On Tue November 8 2011, 10:05:40 PM, Flavio wrote:
> > serial='pty'
> > usbdevice='tablet'
> > extra = 'video=32,1280,1024'
> >
> > Thank you,
>
> I finally finished to compile the 3.1 kernel. I have compiled the kernel
> with the xenfb module as built in, but even passing the video option
> to the kernel line
> I still cannot set a resolution higher than 800x600.
>
> This is the kernel command line in menu.lst:
> kernel /boot/vmlinuz-3.1.0-1.2-desktop
> root=/dev/disk/by-id/ata-QEMU_HARDDISK_QM00001-part2
> resume=/dev/disk/by-id/ata-QEMU_HARDDISK_QM00001-part1 splash=silent
> quiet showopts vga=0x314 extra='video=32,1280,1024'
>
> and this is what cat /proc/cmdline says:
> root=/dev/disk/by-id/ata-QEMU_HARDDISK_QM00001-part2
> resume=/dev/disk/by-id/ata-QEMU_HARDDISK_QM00001-part1 splash=silent
> quiet vga=0x314 extra='video=32,1280,1024'
This won't work for another reason: 'extra=' is a pv config option for passing
extra kernel options to the boot process, as reflected by /proc/cmdline. Only
adding it to menu.lst would work, IF xen-fbfront is builtin, and the syntax is
as Fajar suggested - xen-fbfront.video=32,1280,1024. If it is not builtin, you
must use the /etc/modprobe.d approach.
However, beyond syntax problems. I doubt this would work at all in an hvm
domu, as they don't use fbfront - that's a pv driver. (Fajar - you can verify
this, right?) 'lspci -vvv' will tell you what driver is loaded for your video
controller. Pls post the output of 'lspci -vvv -s video-device-number', and
then for the driver mentioned at the end, post 'modinfo driver-name'.
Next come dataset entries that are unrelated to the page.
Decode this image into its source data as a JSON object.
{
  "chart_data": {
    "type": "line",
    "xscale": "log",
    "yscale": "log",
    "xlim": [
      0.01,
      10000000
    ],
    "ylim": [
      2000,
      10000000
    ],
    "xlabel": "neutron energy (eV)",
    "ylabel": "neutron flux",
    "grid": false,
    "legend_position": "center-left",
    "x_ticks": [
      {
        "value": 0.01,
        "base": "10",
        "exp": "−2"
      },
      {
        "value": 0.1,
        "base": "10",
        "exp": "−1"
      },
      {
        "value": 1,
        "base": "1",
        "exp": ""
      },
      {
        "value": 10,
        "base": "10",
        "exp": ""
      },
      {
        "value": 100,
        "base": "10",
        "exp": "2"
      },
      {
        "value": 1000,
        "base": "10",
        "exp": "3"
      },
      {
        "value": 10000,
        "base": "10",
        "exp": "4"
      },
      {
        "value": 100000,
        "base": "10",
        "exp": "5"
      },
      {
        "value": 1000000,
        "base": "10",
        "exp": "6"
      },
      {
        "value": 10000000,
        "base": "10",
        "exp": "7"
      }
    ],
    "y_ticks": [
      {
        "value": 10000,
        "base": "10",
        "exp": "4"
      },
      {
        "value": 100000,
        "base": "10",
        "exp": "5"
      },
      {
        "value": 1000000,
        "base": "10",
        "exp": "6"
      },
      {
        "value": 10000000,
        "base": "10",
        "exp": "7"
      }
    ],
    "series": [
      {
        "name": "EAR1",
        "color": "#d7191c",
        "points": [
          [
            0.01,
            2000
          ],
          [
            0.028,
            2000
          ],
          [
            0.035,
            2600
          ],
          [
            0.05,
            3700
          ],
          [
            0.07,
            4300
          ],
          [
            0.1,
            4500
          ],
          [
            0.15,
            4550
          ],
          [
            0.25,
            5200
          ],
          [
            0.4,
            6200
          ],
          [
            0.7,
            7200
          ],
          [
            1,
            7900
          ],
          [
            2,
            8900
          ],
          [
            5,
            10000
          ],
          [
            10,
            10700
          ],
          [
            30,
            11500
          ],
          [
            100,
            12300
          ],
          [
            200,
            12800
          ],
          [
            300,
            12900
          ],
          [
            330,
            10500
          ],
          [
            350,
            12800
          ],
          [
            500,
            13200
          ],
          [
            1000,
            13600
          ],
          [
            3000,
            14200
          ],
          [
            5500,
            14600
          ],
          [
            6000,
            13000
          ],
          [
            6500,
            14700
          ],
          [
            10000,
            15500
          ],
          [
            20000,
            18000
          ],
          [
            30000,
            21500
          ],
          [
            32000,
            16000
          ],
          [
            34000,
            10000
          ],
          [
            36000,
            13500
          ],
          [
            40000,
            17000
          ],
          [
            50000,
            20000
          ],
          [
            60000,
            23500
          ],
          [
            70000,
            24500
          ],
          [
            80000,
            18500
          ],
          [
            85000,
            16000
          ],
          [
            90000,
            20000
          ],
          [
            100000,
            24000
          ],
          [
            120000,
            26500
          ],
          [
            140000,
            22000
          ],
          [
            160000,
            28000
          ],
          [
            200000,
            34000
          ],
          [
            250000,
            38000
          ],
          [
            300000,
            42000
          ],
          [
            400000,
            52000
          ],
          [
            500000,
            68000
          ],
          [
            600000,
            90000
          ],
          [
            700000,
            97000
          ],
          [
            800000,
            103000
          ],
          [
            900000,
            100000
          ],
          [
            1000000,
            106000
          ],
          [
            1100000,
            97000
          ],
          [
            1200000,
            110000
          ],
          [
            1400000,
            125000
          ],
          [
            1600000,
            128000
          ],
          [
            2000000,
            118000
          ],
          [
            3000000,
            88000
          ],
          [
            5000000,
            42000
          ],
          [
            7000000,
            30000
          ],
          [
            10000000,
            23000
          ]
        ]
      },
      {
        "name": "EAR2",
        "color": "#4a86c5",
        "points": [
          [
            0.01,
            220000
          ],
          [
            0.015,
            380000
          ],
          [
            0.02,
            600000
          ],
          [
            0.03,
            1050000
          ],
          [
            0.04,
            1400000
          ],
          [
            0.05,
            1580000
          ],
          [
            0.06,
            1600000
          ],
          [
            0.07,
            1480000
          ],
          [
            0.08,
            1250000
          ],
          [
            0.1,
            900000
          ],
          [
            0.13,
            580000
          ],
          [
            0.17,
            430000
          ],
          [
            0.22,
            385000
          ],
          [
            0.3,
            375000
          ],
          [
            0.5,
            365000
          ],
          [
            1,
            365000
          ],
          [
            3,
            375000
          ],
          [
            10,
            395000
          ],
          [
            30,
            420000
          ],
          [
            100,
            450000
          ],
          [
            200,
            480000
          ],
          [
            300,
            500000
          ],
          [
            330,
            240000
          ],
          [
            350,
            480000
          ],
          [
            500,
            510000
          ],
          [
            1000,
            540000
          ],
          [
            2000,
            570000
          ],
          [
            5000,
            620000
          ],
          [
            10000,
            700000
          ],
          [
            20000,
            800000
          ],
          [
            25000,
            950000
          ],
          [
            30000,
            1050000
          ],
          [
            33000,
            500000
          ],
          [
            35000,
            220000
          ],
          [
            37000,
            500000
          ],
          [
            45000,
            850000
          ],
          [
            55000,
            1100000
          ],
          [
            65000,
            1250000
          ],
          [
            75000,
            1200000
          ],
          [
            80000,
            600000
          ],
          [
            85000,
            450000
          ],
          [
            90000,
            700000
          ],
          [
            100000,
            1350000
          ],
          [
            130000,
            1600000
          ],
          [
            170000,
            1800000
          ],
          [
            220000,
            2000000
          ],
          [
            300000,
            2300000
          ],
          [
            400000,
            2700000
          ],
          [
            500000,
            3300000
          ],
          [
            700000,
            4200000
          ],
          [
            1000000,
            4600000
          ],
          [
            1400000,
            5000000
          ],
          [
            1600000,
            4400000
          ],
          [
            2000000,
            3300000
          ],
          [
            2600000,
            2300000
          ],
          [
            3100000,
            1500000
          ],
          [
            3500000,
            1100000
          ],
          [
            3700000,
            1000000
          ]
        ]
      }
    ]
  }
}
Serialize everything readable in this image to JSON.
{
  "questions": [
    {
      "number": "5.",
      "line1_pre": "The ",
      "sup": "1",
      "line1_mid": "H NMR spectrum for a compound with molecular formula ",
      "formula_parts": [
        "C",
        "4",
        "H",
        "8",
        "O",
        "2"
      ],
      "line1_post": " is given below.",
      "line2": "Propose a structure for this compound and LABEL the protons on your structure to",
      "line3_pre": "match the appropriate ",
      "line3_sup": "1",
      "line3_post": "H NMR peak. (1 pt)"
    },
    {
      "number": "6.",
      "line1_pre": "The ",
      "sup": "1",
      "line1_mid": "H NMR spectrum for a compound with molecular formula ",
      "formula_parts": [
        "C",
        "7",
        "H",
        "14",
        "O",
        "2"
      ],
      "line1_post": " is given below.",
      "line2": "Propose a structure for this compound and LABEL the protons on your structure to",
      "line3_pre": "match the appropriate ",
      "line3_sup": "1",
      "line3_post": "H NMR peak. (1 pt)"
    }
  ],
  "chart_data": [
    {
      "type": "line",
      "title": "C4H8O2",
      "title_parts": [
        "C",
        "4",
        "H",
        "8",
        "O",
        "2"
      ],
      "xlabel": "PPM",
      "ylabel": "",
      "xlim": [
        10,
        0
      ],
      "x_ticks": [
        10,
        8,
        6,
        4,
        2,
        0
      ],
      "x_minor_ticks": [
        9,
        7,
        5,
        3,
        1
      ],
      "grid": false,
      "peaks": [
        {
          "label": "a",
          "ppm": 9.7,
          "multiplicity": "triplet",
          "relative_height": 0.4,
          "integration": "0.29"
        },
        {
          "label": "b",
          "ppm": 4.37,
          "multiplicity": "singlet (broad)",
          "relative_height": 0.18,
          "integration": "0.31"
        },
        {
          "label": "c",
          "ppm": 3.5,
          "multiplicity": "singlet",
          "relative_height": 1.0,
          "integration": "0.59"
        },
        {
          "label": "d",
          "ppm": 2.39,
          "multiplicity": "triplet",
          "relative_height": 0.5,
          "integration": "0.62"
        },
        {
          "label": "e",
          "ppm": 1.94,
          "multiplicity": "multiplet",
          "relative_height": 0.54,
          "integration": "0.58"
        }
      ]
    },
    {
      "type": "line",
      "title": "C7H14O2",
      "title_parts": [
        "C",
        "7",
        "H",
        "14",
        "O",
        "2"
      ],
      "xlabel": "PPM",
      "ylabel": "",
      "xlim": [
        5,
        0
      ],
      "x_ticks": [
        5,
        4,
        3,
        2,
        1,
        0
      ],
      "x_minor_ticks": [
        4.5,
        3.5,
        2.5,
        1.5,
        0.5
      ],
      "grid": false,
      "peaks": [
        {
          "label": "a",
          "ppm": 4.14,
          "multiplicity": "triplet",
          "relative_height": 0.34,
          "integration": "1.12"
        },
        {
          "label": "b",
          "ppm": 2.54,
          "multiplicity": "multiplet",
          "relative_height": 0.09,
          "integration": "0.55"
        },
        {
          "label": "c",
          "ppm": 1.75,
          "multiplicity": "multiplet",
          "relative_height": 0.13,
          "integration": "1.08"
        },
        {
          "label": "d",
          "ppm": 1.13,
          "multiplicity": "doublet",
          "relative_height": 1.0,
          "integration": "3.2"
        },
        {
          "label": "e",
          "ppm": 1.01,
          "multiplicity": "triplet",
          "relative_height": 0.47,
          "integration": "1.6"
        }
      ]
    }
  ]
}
A further note: if you ever intend to convert this domu to boot as a pv domu,
the above syntax for /dev/disk-by-id won't work, since pv domus don't use
qemu disks. (That's one of those device differences between pv and hvm domus I
was talking about.) I suppose this is a worry for much further down the road.
In my opensuse memu.lst, it is sufficient to say:
kernel /vmlinuz root=/dev/system/root resume=/dev/system/swap [...]
if you are using lvm, or simply /dev/sda?, where ?=partition number. Then
/etc/fstab would have a similar problem, where you would have to use
/dev/sda?, or /dev/disk/by-uuid. As I say, this is much further down the road.